An adaptability protocol is good way (IMHO) to address negotiating the large number of compression protocols that have been and continue to be created. Perhaps it could be used to apply different programming languages. It can also negotiate APIs (see nae ref above). If any of this is of interest I can point out papers which define adaptability in more useful, but still high level, detail

In isology standardization is an evolutionary process. Where the term evolution means: try everything and continue what works. Then successful standardization is not always what a standardization committee (public or private) published but is what a market (open or controlled) continues. It may be useful to achieve some form of SDO standardization, but it is not required.

Given this evolutionary view, asking why a specific standardization project was successful or not is not likely (IMHO) to lead to instructive answers.

ecmageneva commented 4 weeks ago

I am not sure if the ITU-T V.8 or Facsimile Gr3. (T.30) type of interactive communication behaviour between two intelligent endpoints is so general that hey can also be applied all type Programming languages (like Fortran, C, JavaScript etc. and within that e.g. between two different versions of the same language like ECMAScript ES2016 and ES2024). If my memory is correct V.8 is for communications between two modems on POTs, T.30 ist for communication also over POTs of two Gr.3 facsimile devices. In interactive communication like T.30 indeed the two endpoints first "introduce" themselves what (standardized) functions they can satisfy and then they select a standardized common mode. Also often a concrete communication "training" at the beginning helps to identify that. But can that concept be applied also for the many different Programming Languages. I just do not know.

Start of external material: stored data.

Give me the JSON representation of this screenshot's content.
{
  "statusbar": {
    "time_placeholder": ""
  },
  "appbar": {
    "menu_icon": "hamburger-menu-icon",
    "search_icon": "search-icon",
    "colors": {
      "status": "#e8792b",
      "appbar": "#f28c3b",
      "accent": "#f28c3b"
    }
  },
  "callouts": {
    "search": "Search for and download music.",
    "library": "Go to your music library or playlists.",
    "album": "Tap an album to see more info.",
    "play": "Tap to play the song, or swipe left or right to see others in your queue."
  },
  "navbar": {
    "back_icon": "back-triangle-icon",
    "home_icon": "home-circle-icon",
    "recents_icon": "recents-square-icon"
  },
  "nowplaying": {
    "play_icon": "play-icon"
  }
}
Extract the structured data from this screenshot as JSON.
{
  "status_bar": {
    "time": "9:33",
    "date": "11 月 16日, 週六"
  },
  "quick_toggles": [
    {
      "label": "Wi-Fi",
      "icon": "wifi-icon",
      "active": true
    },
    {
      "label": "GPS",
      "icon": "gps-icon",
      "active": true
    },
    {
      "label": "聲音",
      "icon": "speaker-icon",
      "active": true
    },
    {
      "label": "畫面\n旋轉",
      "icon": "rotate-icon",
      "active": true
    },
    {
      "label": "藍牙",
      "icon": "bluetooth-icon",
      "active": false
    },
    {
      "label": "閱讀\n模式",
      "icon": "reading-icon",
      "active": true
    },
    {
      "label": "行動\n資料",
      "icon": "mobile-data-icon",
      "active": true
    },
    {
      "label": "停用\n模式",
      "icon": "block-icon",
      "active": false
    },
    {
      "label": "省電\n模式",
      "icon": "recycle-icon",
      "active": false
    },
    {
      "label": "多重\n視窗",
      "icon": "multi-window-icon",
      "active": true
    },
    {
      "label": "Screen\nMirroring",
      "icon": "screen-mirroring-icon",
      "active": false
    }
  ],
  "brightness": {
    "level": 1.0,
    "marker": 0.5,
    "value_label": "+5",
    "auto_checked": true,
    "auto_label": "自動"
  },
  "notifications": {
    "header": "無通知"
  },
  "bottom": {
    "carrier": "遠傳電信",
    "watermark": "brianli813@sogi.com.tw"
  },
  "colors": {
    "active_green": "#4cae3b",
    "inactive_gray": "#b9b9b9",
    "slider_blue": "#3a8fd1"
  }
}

kenkrechmer commented 4 weeks ago

Your view of T.30 sounds right to me. The isology conception of adaptability protocols is not based upon lower layer functions. Adaptability may be a session layer (layer 5 of the 7 layer OSI model) function. See https://www.isology.com/pdf/fundtec.pdf for a paper published in IEEE Communication Magazine in 2000 (under the Section Etiquettes) which details the functions of adaptability (which I termed etiquettes in this early paper).

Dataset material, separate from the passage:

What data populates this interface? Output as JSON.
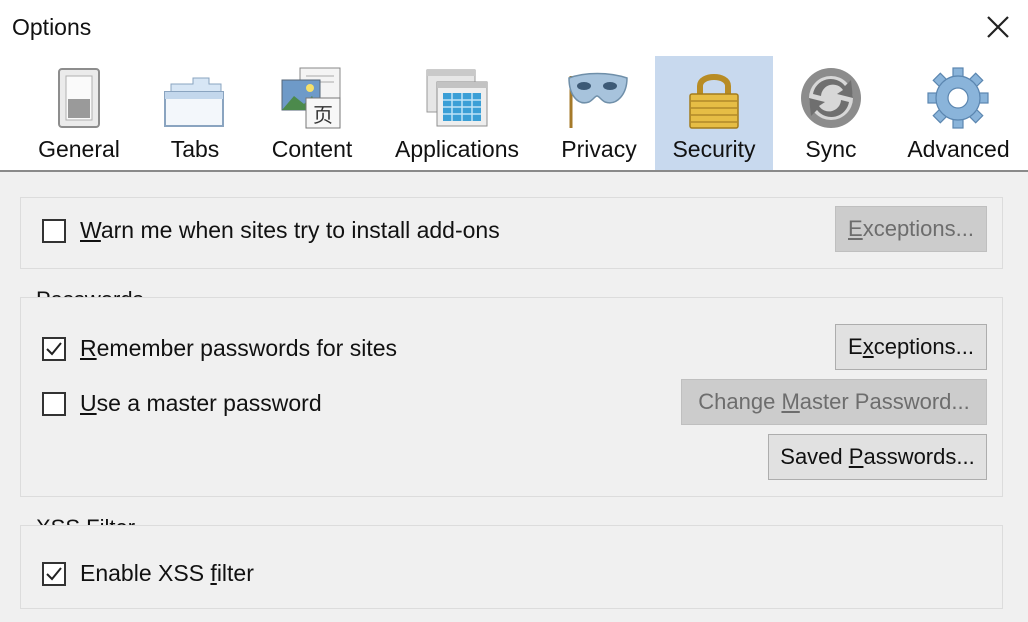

ecmageneva commented 3 weeks ago

Thanks Ken,

Your 2000 IEEE Communications Magazine paper is indeed interesting with the different categorization of standards: "Unit and Reference Standards", "Similarity Standards", "Compatibility Standards", "Etiquettes".

What might be interesting if someone who knows the many existing and past programming languages well (like Fortran, Cobol, C, Java, JavaScript etc...,) makes a big table where he applies that concept for the different components of a given language standards for the 4 categories. My feeling is, that one would get depending on the concrete language standard a rather mixed picture. Maybe that would allow to draw certain interesting conclusions for the programming languages standards. But I am not an expert on that....so I leave this idea to somebody else...

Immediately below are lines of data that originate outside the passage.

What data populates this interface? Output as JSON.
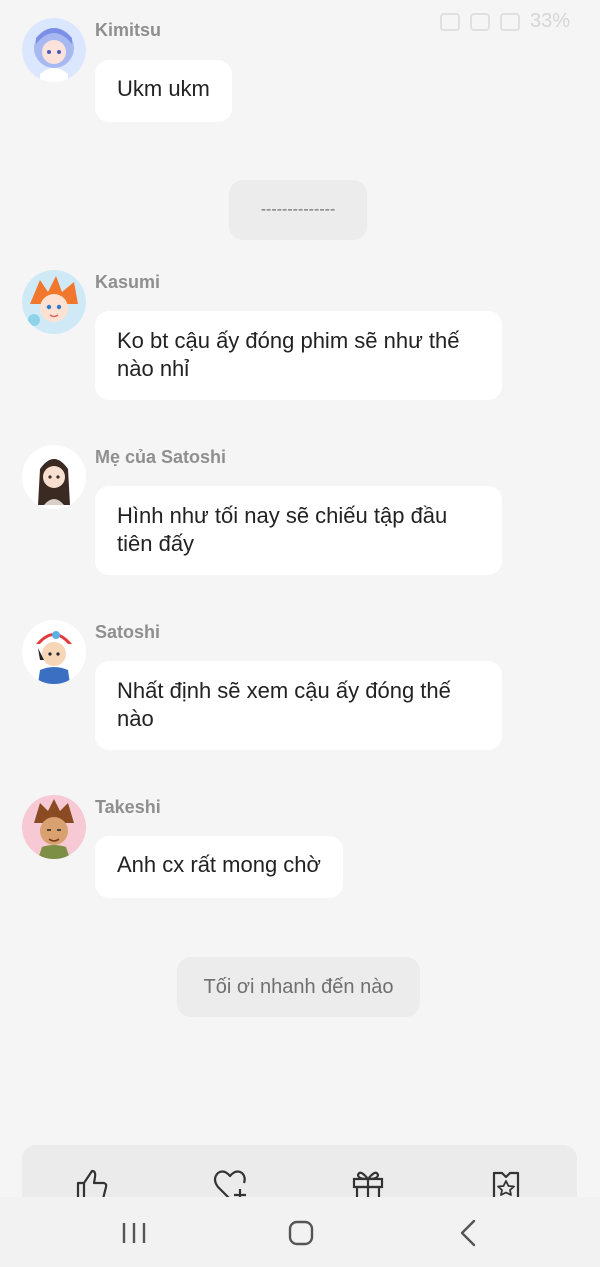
{
  "status_bar": {
    "battery": "33%",
    "icons": [
      "signal-icon",
      "wifi-icon",
      "mute-icon"
    ]
  },
  "messages": [
    {
      "sender": "Kimitsu",
      "text": "Ukm ukm",
      "avatar": "anime-girl-blue-avatar"
    },
    {
      "sender": "Kasumi",
      "text": "Ko bt cậu ấy đóng phim sẽ như thế nào nhỉ",
      "avatar": "anime-orange-hair-avatar"
    },
    {
      "sender": "Mẹ của Satoshi",
      "text": "Hình như tối nay sẽ chiếu tập đầu tiên đấy",
      "avatar": "anime-woman-avatar"
    },
    {
      "sender": "Satoshi",
      "text": "Nhất định sẽ xem cậu ấy đóng thế nào",
      "avatar": "anime-boy-cap-avatar"
    },
    {
      "sender": "Takeshi",
      "text": "Anh cx rất mong chờ",
      "avatar": "anime-brown-hair-avatar"
    }
  ],
  "system_messages": {
    "divider": "--------------",
    "narration": "Tối ơi nhanh đến nào"
  },
  "reaction_bar": {
    "icons": [
      "thumbs-up-icon",
      "heart-plus-icon",
      "gift-icon",
      "star-badge-icon"
    ]
  },
  "nav_bar": {
    "icons": [
      "recent-apps-icon",
      "home-icon",
      "back-icon"
    ]
  }
}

bebraw commented 2 weeks ago

In terms of programming languages, I would also consider the generational aspect (1-5, arguably 6th) as that's the classic way to categorize them and I imagine there might be some level of mapping to types of standards. Genealogy of programming languages is interesting itself as you can see that languages tend to be inspired by each other and good features tend to find their way to others. Languages, such as Haskell, feel like incubators this way (list comprehensions is a good feature for example).

I think if you look closely, you'll find different levels at programming languages and their principles. That's where you'll find standards (or de facto standards) and can work out some influence chains. Occasionally what tends to happen is that a language gets forked (for example CoffeeScript) and the main features get merged back making the fork obsolete. There's also a form of specialization (OCaml -> ReScript/Reason, Erlang -> Elixir) that's one way to do it as it gives ecosystem benefits and avoids starting from scratch.